A pioneering attempt to overturn the U.S. government's Cold War-era laws restricting the publication of some forms of encryption code ended quietly Wednesday when a federal judge dismissed the lawsuit--but only after assurances that the anticrypto laws would not be enforced.

U.S. District Judge Marilyn Hall Patel in San Francisco threw out the case after the Bush administration said it would no longer try to enforce portions of the regulations, according to parties involved in the proceedings.

Daniel Bernstein, an iconoclastic math professor at the University of Illinois at Chicago, filed suit in 1995 after spending three years wrangling with the federal government over whether a simple encryption program could be freely distributed on the Internet. U.S. law at the time deemed online publication an "export" that could be punished with severe prison terms.

"I hope the government sticks to its promises and leaves me alone--but if they change their mind and start harassing Internet-security researchers, I'll be back," Bernstein said in an e-mail statement. Bernstein, author of the widely used qmail mail utility, did not respond to an interview request.

Bernstein's case, and two other similar attempts, have been credited with forcing the federal government to drastically scale back its attempts to regulate the kind of privacy-protecting encryption technology used in every Web browser and many e-mail readers.
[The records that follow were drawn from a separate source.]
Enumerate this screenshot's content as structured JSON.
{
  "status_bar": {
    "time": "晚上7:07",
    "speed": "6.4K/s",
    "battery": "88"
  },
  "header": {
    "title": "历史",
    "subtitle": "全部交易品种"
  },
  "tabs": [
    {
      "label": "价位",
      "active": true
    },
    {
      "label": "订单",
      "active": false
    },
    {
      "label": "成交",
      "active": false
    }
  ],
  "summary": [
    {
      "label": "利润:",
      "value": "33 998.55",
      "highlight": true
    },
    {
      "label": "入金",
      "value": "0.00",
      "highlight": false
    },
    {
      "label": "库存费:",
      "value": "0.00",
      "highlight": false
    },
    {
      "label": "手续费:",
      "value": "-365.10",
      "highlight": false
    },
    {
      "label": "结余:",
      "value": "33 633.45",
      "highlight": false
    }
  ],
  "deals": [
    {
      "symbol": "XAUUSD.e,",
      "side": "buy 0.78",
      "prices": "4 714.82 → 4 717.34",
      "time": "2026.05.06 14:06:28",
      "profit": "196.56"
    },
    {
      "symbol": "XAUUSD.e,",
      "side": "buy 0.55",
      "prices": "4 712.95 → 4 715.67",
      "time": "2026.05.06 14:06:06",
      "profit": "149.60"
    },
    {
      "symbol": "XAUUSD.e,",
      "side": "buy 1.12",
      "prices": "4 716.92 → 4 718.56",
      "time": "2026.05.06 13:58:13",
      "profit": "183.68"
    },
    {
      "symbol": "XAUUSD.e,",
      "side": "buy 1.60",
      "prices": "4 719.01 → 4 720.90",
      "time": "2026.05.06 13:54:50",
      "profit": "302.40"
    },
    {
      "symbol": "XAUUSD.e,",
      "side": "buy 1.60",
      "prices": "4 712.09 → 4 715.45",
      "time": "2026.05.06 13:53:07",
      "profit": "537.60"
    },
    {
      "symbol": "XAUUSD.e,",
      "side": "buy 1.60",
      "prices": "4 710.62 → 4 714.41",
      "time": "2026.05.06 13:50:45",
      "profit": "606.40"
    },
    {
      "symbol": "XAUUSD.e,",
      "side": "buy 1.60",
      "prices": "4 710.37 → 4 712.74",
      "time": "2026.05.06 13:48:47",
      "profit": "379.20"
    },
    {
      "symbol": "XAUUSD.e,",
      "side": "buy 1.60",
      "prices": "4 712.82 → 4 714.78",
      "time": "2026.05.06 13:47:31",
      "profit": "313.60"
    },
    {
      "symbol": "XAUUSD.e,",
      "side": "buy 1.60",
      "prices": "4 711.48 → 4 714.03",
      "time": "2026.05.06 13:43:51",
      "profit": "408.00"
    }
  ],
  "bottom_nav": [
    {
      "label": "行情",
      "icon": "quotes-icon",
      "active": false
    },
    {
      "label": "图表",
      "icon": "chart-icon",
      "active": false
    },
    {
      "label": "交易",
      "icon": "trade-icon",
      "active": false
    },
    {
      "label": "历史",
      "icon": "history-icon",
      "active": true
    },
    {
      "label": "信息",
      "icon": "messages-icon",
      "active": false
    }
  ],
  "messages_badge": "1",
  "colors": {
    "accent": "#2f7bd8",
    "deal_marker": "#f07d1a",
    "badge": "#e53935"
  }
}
At one point such encryption was regulated by the State Department and treated as a "munition" like tanks and fighter jets, but the Clinton administration responded to the lawsuits by relaxing the rules and transferring responsibility to the Commerce Department.

At a hearing in October 2002, Justice Department attorney Tony Coppolino effectively placed even the latest rules on hold, saying the government would not use them to prosecute cryptographers engaged in legitimate research.

That admission from the Justice Department was enough for Patel to dismiss the case, saying that Bernstein could come back to court if there was a serious threat of the laws being enforced.

Bernstein's lawyers, with attorneys from the Electronic Frontier Foundation among them, complained that the encryption regulations had been repeatedly changed to derail Bernstein's case, which claimed the rules violated the First Amendment's guarantee of free expression. In a separate case, the 6th Circuit Court of Appeals had said: "Because computer source code is an expressive means for the exchange of information and ideas about computer programming, we hold that it is protected by the First Amendment."

A January 2000 letter from Bernstein's lawyers to the government said that the rules unconstitutionally required researchers to divulge their work to the government. "The requirement that Professor Bernstein and others simultaneously notify both (the Commerce Department) and (the National Security Agency) at the time of electronic publication of source code, when no such notification is required for publication or communication of such code on paper, is another Constitutional problem," the letter said, citing regulations that will no longer be enforced.